Causes profondes du conflit

Les racines de ce conflit sont multiples et remontent à l’époque coloniale, mais elles se sont aggravées après l’indépendance de la RDC en 1960. Parmi les causes principales figurent la lutte pour le contrôle des ressources naturelles, comme le cobalt et le coltan, essentiels à la fabrication des smartphones et des batteries électriques. Ces minerais attirent des groupes armés, des entreprises étrangères et des États voisins, qui financent indirectement les violences en échange de l’exploitation illégale de ces ressources. Par ailleurs, l’instabilité politique, les élections contestées et la corruption endémique au sein des institutions congolaises alimentent un climat de violence chronique. Enfin, les tensions ethniques et les rivalités entre milices locales exacerbent les divisions au sein de la population.

Rôle des acteurs internationaux

L’article souligne l’implication indirecte de plusieurs acteurs internationaux dans ce conflit, souvent pour des intérêts économiques ou géopolitiques. La Chine, par exemple, est un acteur majeur dans l’exploitation des minerais congolais, avec des entreprises comme China Molybdenum qui contrôlent des sites miniers stratégiques. Les États-Unis et l’Union européenne, de leur côté, importent ces ressources sans toujours vérifier leur provenance, contribuant ainsi à financer indirectement les groupes armés. Les multinationales technologiques, comme Apple ou Tesla, sont également pointées du doigt pour leur rôle dans la chaîne d’approvisionnement, bien qu’elles affirment mettre en place des mesures pour éviter les minerais de zones de conflit. Enfin, les pays voisins comme le Rwanda ou l’Ouganda sont accusés de soutenir des milices congolaises pour déstabiliser la RDC ou en tirer profit.

Silence médiatique et géopolitique

L’un des paradoxes de ce conflit est son absence quasi totale dans les grands médias internationaux, malgré son bilan humain catastrophique. Plusieurs raisons expliquent ce silence : la complexité de la situation en RDC, qui mêle enjeux locaux, régionaux et internationaux, rend difficile une couverture médiatique claire et accessible. Par ailleurs, les intérêts économiques et géopolitiques des pays occidentaux et de la Chine dans la région peuvent influencer la couverture médiatique, certains sujets étant volontairement minimisés ou ignorés. Enfin, la RDC est souvent perçue comme un pays instable et dangereux, ce qui décourage les journalistes étrangers de s’y rendre.

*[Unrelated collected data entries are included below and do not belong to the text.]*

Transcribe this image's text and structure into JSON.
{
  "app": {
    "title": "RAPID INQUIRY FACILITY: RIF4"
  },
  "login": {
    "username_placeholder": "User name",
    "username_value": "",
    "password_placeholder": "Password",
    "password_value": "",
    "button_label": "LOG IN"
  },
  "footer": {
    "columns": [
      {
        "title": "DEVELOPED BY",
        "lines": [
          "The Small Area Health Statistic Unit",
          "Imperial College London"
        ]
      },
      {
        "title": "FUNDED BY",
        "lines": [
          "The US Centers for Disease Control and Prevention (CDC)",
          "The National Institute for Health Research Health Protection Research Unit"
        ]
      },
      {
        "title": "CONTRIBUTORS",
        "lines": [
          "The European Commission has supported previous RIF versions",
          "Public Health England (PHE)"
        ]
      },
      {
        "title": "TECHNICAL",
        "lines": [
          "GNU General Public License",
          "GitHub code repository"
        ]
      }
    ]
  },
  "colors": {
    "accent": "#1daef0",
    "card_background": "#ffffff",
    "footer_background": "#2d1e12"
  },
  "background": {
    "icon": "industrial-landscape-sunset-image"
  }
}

Pourtant, des organisations comme Reporterre ou Le Monde diplomatique tentent de briser ce silence en publiant des enquêtes et des analyses sur le sujet.

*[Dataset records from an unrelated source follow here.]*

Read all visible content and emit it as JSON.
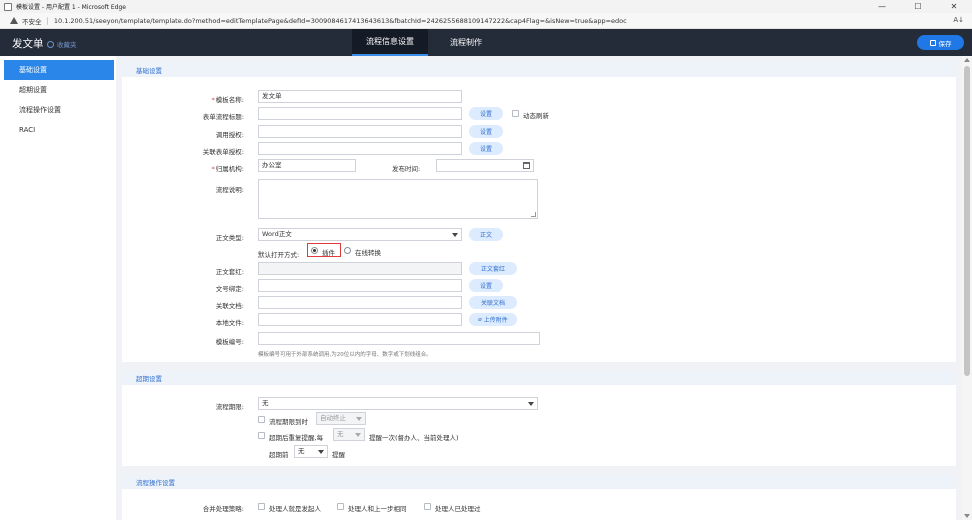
{
  "window": {
    "title": "模板设置 - 用户配置 1 - Microsoft Edge",
    "controls": [
      "—",
      "☐",
      "✕"
    ]
  },
  "address": {
    "security": "不安全",
    "separator": "|",
    "url": "10.1.200.51/seeyon/template/template.do?method=editTemplatePage&defId=3009084617413643613&fbatchId=2426255688109147222&cap4Flag=&isNew=true&app=edoc",
    "read_icon": "A↓"
  },
  "header": {
    "title": "发文单",
    "favorite": "收藏夹",
    "tabs": [
      "流程信息设置",
      "流程制作"
    ],
    "active_tab": 0,
    "save": "保存",
    "accent": "#1f78e6"
  },
  "sidebar": {
    "items": [
      "基础设置",
      "超期设置",
      "流程操作设置",
      "RACI"
    ],
    "active": 0
  },
  "basic": {
    "heading": "基础设置",
    "template_name": {
      "label": "模板名称:",
      "value": "发文单"
    },
    "flow_title": {
      "label": "表单流程标题:",
      "button": "设置",
      "dynamic_label": "动态刷新"
    },
    "use_auth": {
      "label": "调用授权:",
      "button": "设置"
    },
    "rel_auth": {
      "label": "关联表单授权:",
      "button": "设置"
    },
    "org": {
      "label": "归属机构:",
      "value": "办公室"
    },
    "pub_time": {
      "label": "发布时间:"
    },
    "desc": {
      "label": "流程说明:"
    },
    "body_type": {
      "label": "正文类型:",
      "value": "Word正文",
      "button": "正文"
    },
    "open_mode": {
      "label": "默认打开方式:",
      "opt1": "插件",
      "opt2": "在线转换"
    },
    "body_red": {
      "label": "正文套红:",
      "button": "正文套红"
    },
    "doc_bind": {
      "label": "文号绑定:",
      "button": "设置"
    },
    "rel_doc": {
      "label": "关联文档:",
      "button": "关联文档"
    },
    "local_file": {
      "label": "本地文件:",
      "button": "上传附件"
    },
    "tpl_code": {
      "label": "模板编号:",
      "hint": "模板编号可用于外部系统调用,为20位以内的字母、数字或下划线组合。"
    }
  },
  "overdue": {
    "heading": "超期设置",
    "deadline": {
      "label": "流程期限:",
      "value": "无"
    },
    "auto_stop": {
      "label": "流程期限到时",
      "value": "自动终止"
    },
    "remind": {
      "label": "超期后重复提醒,每",
      "value": "无",
      "suffix": "提醒一次(督办人、当前处理人)"
    },
    "before": {
      "prefix": "超期前",
      "value": "无",
      "suffix": "提醒"
    }
  },
  "flowops": {
    "heading": "流程操作设置",
    "merge": {
      "label": "合并处理策略:",
      "opt1": "处理人就是发起人",
      "opt2": "处理人和上一步相同",
      "opt3": "处理人已处理过"
    }
  }
}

Ce que ça pourrait changer

La guerre en RDC a des conséquences dramatiques sur la population, bien au-delà des victimes directes des combats. Plus de 5 millions de personnes sont déplacées à l’intérieur du pays, vivant dans des camps de fortune où les conditions sanitaires sont déplorables. Les violences sexuelles, utilisées comme arme de guerre, touchent des milliers de femmes et de filles chaque année, avec des séquelles physiques et psychologiques durables. L’accès à l’eau potable, à la nourriture et aux soins est extrêmement limité, notamment dans les zones rurales, où les infrastructures ont été détruites. Les enfants sont particulièrement vulnérables : des milliers d’entre eux sont enrôlés de force dans les milices, et beaucoup meurent de malnutrition ou de maladies évitables comme le paludisme ou la diarrhée. Les organisations humanitaires manquent cruellement de fonds pour répondre à ces besoins, et les livraisons d’aide sont souvent bloquées par les combats ou les groupes armés.